The permutation p-value when argument 'perm' is positive.

See Also

CrossMST

Examples

## A snippet of the smoking example in the reference paper.
## smoking.rda contains a 300 by 300 distance matrix, smokingDist.
## The indices of the treated subjects are 1:150. 
data(smoking)
CrossNN(smokingDist, 1:150)

## Uncomment the following line to get permutation p-value with 1,000 permutations.
# CrossNN(smokingDist, 1:150, perm=1000)

Get intermediate results for CrossNN

Description

This function calculates D11 and D22 for the CrossNN test.

Usage

getD(distM,treated.index)

Arguments

distM

The distance matrix for the pooled observations (pooled over the treated subjects and the matched controls). If there are n treated subjects and n matched controls, then this distance matrix is a 2n by 2n matrix with the [i,j] element the distance between observation i and observation j. What distance to use is decided by users. Some simple choices are the Euclidean distance, L1 distance, and mahalanobis distance.

treated.index

The subject indices of the treated subjects. The subjects are ordered in the same way as for calculating the distance matrix, distM.

See Also

CrossNN


Get intermediate results for CrossNN under k-NN

Description

This function calculates D11 and D22 for the CrossNN test when k-NN (k>1) is used.

Usage

getDk(distM,treated.index,k)

Arguments

distM

The distance matrix for the pooled observations (pooled over the treated subjects and the matched controls). If there are n treated subjects and n matched controls, then this distance matrix is a 2n by 2n matrix with the [i,j] element the distance between observation i and observation j. What distance to use is decided by users. Some simple choices are the Euclidean distance, L1 distance, and mahalanobis distance.

treated.index

The subject indices of the treated subjects. The subjects are ordered in the same way as for calculating the distance matrix, distM.

k

An integer larger than 1.

See Also

CrossNN


Get intermediate results for CrossMST

Description

This function calculates R1 and R2 for the CrossMST test.

Usage

getR1R2(E,treated.index)

Arguments

E

A matrix with the number of rows the number of edges in the MST and 2 columns.

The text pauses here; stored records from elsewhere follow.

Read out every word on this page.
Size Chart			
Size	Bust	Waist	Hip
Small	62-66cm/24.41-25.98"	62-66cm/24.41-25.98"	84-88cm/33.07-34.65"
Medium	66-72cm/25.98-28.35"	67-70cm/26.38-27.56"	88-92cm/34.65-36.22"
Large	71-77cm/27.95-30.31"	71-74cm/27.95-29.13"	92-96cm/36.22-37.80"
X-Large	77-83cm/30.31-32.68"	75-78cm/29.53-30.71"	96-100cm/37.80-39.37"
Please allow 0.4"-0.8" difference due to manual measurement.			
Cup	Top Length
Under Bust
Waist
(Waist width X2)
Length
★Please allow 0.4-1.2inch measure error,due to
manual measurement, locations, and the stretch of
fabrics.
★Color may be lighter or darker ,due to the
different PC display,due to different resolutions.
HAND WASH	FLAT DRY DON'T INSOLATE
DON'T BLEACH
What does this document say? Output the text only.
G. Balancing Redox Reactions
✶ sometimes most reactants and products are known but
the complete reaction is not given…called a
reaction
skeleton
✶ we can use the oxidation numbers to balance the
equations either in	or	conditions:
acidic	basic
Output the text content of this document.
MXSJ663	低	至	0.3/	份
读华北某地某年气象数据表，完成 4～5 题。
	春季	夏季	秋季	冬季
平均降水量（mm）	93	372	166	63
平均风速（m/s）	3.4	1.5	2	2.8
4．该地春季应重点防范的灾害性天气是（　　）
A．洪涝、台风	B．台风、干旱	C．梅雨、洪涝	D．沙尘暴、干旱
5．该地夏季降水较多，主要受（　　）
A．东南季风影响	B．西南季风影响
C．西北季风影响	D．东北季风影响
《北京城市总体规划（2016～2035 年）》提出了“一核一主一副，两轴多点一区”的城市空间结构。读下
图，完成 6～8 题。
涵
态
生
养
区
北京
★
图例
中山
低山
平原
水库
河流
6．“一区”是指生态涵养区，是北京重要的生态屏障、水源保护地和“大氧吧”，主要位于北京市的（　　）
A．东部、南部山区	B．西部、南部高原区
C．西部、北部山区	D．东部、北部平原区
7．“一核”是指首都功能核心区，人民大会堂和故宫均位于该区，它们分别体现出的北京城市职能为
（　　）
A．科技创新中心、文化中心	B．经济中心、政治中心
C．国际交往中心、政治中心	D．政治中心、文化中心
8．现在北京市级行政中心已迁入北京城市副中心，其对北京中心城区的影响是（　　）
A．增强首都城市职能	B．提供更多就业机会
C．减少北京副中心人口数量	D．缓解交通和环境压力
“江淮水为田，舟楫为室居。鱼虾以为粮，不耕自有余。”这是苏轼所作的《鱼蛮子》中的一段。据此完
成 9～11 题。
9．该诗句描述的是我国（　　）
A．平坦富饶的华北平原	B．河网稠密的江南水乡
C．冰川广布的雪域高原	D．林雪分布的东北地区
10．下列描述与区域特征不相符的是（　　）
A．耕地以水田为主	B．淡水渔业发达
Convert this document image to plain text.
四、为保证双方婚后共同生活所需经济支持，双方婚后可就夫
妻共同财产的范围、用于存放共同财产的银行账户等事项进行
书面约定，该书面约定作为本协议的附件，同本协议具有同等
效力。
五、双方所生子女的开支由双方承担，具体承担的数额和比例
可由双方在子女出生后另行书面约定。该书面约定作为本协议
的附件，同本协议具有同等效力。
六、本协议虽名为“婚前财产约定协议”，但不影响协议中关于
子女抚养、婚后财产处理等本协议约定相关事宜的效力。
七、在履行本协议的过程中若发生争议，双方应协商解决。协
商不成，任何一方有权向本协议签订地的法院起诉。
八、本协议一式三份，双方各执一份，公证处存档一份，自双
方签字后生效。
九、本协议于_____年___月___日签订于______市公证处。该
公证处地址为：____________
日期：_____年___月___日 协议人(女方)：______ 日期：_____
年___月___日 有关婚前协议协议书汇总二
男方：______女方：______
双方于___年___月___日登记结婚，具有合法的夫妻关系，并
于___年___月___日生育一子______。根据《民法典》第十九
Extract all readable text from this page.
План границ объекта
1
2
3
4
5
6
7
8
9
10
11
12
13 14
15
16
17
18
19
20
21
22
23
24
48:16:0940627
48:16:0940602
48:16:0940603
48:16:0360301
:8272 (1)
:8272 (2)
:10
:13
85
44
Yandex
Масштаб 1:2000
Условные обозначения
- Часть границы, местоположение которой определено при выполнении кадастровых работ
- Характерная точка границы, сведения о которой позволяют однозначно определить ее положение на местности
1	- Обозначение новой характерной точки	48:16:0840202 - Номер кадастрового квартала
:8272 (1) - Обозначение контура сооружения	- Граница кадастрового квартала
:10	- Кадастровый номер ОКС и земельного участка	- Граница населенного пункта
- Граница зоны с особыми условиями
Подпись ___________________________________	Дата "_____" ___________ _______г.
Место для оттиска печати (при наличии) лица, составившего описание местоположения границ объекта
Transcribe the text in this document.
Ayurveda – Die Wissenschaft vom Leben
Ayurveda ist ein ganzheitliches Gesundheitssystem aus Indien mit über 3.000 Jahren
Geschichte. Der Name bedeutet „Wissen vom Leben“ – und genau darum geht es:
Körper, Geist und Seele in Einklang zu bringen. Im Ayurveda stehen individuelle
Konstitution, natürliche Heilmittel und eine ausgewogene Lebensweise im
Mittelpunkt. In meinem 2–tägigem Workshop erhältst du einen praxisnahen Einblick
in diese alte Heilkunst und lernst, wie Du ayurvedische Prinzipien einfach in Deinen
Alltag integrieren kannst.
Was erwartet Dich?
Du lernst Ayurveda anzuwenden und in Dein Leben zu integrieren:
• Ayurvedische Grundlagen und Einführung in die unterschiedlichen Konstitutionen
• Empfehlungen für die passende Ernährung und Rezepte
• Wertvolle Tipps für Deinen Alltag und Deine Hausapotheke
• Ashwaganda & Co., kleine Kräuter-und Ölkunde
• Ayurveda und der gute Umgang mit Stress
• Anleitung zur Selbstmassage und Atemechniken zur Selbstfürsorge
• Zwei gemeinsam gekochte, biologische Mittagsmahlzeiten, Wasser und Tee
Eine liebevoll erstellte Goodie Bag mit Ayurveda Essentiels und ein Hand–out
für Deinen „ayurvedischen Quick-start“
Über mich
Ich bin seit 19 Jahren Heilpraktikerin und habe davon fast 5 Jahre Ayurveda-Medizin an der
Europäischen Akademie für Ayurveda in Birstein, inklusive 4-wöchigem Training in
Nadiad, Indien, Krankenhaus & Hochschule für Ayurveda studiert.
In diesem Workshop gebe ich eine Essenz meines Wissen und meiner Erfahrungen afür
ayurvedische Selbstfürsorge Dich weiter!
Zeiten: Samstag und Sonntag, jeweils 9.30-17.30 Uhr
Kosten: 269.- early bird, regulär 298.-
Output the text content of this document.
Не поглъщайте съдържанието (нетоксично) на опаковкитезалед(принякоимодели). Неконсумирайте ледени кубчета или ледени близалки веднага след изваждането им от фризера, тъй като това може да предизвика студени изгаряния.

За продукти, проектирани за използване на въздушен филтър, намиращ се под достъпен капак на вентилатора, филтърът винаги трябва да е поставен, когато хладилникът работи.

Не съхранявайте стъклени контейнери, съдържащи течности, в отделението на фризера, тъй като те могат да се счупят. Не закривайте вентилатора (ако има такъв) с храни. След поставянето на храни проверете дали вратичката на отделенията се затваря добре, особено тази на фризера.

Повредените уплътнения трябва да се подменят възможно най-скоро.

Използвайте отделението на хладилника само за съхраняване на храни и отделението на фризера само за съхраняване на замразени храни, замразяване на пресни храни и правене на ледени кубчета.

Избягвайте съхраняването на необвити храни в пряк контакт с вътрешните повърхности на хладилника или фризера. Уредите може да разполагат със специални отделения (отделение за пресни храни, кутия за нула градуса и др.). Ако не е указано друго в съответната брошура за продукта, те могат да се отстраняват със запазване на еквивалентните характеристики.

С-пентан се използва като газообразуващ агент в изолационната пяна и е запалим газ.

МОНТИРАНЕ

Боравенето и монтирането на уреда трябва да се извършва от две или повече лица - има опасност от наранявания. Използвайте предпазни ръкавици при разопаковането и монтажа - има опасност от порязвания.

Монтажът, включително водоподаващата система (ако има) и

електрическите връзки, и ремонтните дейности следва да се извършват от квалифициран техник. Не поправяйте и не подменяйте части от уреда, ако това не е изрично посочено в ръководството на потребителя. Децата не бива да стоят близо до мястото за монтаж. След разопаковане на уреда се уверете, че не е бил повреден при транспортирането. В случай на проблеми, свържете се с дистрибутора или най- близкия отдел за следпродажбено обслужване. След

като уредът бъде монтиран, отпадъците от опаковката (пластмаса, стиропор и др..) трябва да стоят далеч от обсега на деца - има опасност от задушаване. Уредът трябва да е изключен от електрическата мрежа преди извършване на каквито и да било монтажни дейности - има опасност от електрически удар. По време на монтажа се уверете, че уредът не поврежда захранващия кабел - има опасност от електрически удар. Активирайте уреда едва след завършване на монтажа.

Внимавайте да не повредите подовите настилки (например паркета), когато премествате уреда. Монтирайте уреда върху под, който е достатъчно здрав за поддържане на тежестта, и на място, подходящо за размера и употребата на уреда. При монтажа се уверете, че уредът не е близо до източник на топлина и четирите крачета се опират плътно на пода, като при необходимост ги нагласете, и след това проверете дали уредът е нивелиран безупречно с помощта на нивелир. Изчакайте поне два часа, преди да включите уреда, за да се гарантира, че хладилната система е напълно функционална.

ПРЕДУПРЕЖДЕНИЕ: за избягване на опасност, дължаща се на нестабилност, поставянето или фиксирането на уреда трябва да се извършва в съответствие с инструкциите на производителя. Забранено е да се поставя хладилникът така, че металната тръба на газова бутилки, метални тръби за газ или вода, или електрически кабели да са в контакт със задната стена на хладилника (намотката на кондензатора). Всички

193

Each row records the subject indices of the two ends of an edge in the MST.

treated.index

The subject indices of the treated subjects.

See Also

CrossMST


The distance matrix of the smoking data

Description

This is a 300 by 300 distance matrix with the indices of the treated subjects 1:150 and the indices of the matched controls 151:300. These treated subjects and matched controls are a subset of the original dataset used in the reference paper with 679 treated subjects and 679 matched controls.